Le site Breitbart, indissociable de Trump, prépare son arrivée en France
L'élection de Donald Trump, avec son soutien actif et la nomination de son ancien patron à un poste de conseiller présidentiel, ont rendu la plate-forme d'extrême droite, incontournable
Décidé à surfer sur sa notoriété nouvelle, Breitbart prépare actuellement son arrivée en France et en Allemagne, après avoir avoir déjà ouvert une antenne à Londres en 2014.
« Tous les médias alternatifs sont d’une manière générale positifs », a commenté mardi la députée française Front national Marion Maréchal-Le Pen à l’AFP, « Donald Trump en a été la démonstration. »
Créé en 2007 par l’éditeur conservateur Andrew Breitbart, ce site n’était encore qu’une curiosité il y a quatre ans, au décès de son géniteur, avec un peu plus d’un million de visiteurs par mois.
Mais après quasiment un an et demi d’une campagne folle, Breitbart a enregistré en octobre 85 millions de visiteurs uniques, selon le site d’analyses de données SimilarWeb, soit quasiment autant que le Wall Street Journal.
Le soir de l’élection présidentielle américaine, Breitbart a suscité plus de réactions sur Facebook (« J’aime », commentaires ou partages) que les sites de CNN, du New York Times ou de Fox News.
Il s’agit d’un triomphe pour cette plate-forme qui fustige les grands médias comme la CNN, surnommée « Clinton News Network », et dont certains titres ne laissent aucun doute sur sa subjectivité assumée : « Accord avec l’Iran : ce qu’Obama a forgé, laissons Trump le mettre en pièces ».
Le site ouvre également ses colonnes à plusieurs éditorialistes tenant d’une droite décomplexée, en premier lieu le Britannique Milo Yiannopoulos, dont plusieurs billets ont fait débat avec des titres comme « Il n’y a pas de discrimination contre les femmes dans le (secteur) des nouvelles technologies, elles sont simplement mauvaises en entretien », « Les droits des homos nous ont rendu plus bêtes, il est temps de retourner au placard » ou encore « La contraception rend les femmes moches et folles ».
Le président de Breitbart, Stephen Bannon, a rejoint l’équipe de campagne de Donald Trump en août et vient d’être nommé « haut conseiller et chef de la stratégie » de la future administration du président élu.
Journalisme ou pas ?
Si Breitbart procède à des choix éditoriaux très controversés, le site ne publie pas de fausses informations.
Pour autant, des critiques estiment que le traitement de Breitbart ne peut pas être considéré comme du journalisme.
Pour Jeff Jarvis, professeur de journalisme à l’université de la ville de New York (CUNY), Breitbart est « un mouvement politique qui se fait passer pour un média », a-t-il écrit sur son blog.
« Ils n’ont aucun standard éditorial et pas de pratiques journalistiques.

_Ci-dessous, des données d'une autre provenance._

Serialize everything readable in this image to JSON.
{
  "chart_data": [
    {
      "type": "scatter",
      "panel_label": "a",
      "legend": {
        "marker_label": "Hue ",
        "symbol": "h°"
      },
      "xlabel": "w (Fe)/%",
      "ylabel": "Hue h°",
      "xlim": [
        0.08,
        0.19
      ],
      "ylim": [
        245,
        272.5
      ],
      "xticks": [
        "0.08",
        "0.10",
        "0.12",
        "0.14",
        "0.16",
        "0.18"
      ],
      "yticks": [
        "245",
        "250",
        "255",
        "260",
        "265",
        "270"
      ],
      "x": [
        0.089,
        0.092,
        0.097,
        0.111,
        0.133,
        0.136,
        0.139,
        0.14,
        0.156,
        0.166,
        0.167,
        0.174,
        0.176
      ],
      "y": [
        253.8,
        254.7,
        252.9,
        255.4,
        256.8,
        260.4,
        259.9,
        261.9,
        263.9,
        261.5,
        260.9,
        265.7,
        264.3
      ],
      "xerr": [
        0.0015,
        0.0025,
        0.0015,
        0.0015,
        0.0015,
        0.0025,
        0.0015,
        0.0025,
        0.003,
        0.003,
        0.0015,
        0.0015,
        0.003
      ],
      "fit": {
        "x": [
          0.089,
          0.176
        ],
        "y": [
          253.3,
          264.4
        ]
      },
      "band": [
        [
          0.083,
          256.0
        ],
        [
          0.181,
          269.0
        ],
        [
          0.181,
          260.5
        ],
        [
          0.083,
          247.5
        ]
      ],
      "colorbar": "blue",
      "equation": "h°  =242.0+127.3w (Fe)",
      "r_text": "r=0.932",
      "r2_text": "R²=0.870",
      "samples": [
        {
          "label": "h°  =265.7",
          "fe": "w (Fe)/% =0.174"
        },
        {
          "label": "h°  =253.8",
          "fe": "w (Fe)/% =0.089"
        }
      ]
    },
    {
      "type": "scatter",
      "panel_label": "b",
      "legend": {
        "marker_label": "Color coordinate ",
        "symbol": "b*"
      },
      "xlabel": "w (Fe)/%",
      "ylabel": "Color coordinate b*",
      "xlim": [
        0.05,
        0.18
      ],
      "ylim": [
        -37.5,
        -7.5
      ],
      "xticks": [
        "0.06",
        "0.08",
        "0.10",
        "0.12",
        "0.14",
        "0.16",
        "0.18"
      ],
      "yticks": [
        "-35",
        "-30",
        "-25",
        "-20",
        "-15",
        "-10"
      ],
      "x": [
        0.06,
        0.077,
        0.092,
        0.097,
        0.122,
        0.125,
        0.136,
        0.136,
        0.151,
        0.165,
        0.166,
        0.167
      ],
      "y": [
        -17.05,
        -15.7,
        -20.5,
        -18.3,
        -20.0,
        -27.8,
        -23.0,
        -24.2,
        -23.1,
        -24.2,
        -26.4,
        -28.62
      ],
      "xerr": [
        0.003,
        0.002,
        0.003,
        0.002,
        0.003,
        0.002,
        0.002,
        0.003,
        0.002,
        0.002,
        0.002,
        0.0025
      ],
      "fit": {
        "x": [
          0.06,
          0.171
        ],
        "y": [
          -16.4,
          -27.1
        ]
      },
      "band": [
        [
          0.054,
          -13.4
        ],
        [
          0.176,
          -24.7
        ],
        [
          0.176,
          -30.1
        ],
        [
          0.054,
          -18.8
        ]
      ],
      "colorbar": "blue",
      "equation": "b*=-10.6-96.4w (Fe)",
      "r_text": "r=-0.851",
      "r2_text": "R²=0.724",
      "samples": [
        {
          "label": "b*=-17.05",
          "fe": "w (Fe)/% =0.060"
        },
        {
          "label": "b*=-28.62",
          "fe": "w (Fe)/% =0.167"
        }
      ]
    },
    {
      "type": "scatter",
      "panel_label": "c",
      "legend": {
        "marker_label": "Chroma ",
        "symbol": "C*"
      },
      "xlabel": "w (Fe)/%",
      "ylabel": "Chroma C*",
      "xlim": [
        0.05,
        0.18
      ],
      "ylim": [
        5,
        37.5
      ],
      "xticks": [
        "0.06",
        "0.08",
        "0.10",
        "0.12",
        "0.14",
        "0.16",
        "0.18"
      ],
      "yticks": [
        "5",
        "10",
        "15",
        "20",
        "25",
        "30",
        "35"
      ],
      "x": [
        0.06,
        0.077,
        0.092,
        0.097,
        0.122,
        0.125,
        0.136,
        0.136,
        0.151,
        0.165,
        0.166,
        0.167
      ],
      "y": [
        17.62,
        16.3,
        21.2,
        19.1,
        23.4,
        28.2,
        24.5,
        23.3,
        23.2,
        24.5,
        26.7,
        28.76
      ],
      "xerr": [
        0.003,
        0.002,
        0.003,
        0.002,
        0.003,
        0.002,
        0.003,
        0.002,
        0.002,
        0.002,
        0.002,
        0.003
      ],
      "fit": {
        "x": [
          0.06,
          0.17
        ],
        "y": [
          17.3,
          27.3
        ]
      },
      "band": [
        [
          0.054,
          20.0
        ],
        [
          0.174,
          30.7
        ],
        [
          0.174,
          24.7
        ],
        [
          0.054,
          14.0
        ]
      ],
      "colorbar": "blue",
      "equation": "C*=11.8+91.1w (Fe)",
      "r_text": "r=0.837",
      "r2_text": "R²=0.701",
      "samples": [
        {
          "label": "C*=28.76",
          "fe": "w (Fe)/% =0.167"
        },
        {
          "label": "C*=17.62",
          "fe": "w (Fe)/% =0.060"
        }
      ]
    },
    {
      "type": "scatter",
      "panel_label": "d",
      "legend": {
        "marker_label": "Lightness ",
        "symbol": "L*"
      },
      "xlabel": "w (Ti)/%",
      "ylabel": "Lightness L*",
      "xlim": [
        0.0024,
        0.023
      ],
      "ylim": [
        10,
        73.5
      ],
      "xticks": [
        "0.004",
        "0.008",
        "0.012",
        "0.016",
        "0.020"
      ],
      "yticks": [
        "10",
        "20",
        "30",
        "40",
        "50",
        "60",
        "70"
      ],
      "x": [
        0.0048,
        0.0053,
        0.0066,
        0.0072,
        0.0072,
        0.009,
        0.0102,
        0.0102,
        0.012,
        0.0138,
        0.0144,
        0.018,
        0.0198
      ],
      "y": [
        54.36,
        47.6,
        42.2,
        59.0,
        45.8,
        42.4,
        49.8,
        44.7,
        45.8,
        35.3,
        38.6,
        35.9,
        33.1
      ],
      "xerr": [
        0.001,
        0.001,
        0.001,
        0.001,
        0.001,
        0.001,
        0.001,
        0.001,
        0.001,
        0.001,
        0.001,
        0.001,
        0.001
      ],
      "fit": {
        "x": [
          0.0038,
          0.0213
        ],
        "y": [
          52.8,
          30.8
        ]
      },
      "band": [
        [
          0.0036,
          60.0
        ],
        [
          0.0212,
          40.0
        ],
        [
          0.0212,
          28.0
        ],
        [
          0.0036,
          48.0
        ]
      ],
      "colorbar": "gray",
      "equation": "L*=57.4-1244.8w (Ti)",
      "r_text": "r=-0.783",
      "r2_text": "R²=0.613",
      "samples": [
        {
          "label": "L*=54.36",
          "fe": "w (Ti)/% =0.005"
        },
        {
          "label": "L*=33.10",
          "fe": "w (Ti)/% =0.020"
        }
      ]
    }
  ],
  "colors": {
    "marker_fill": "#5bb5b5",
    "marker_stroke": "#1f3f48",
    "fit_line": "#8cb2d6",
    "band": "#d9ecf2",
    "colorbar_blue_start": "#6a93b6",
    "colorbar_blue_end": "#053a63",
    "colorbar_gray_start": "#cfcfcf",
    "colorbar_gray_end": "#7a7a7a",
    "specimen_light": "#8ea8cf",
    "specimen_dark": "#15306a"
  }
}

Ils fonctionnent comme un organe politique », renchérit Angelo Carusone, de l’observatoire des médias Media Matters for America, classé à gauche.
Plus grave, selon lui, Breitbart « joue sur les craintes raciales » pour « défier les instances de pouvoir ».
L’ancien porte-parole du site, Kurt Bardella, a quitté la société en mars après un désaccord avec la ligne choisie par Stephen Bannon, qui avait fait, selon lui, de Breitbart « la machine de propagande de Donald Trump », notamment en usant d’un « discours de haine ».
Dans un éditorial publié dans les colonnes du journal « The Hill », il a qualifié Stephen Bannon de « dictateur », qui « limitait la capacité d’expression de ses journalistes mais aussi orientait le traitement pour l’enrichir au vitriol, en jouant sur les peurs de ses lecteurs ».
Avec son style nerveux et parfois agressif, Breitbart réagit à la plupart des attaques dont il est l’objet dans les médias.
Il a ainsi annoncé mardi, à « The Hill », qu’il s’apprêtait à réclamer « plusieurs millions de dollars en justice à un grand groupe de médias pour avoir affirmé, sans preuve et de manière diffamatoire, que Breitbart News était un ‘site nationaliste blanc' ».
La plate-forme a aussi organisé la défense de son ancien patron, Stephen Bannon, taxé par beaucoup d’antisémitisme.
« Les losers de gauche sont tombés dans une telle hystérie après avoir perdu la Maison Blanche qu’ils ont perdu tout contact avec la réalité », a écrit l’éditorialiste David Horowitz dans une tribune publiée lundi et qui prend fait et cause pour Stephen Bannon.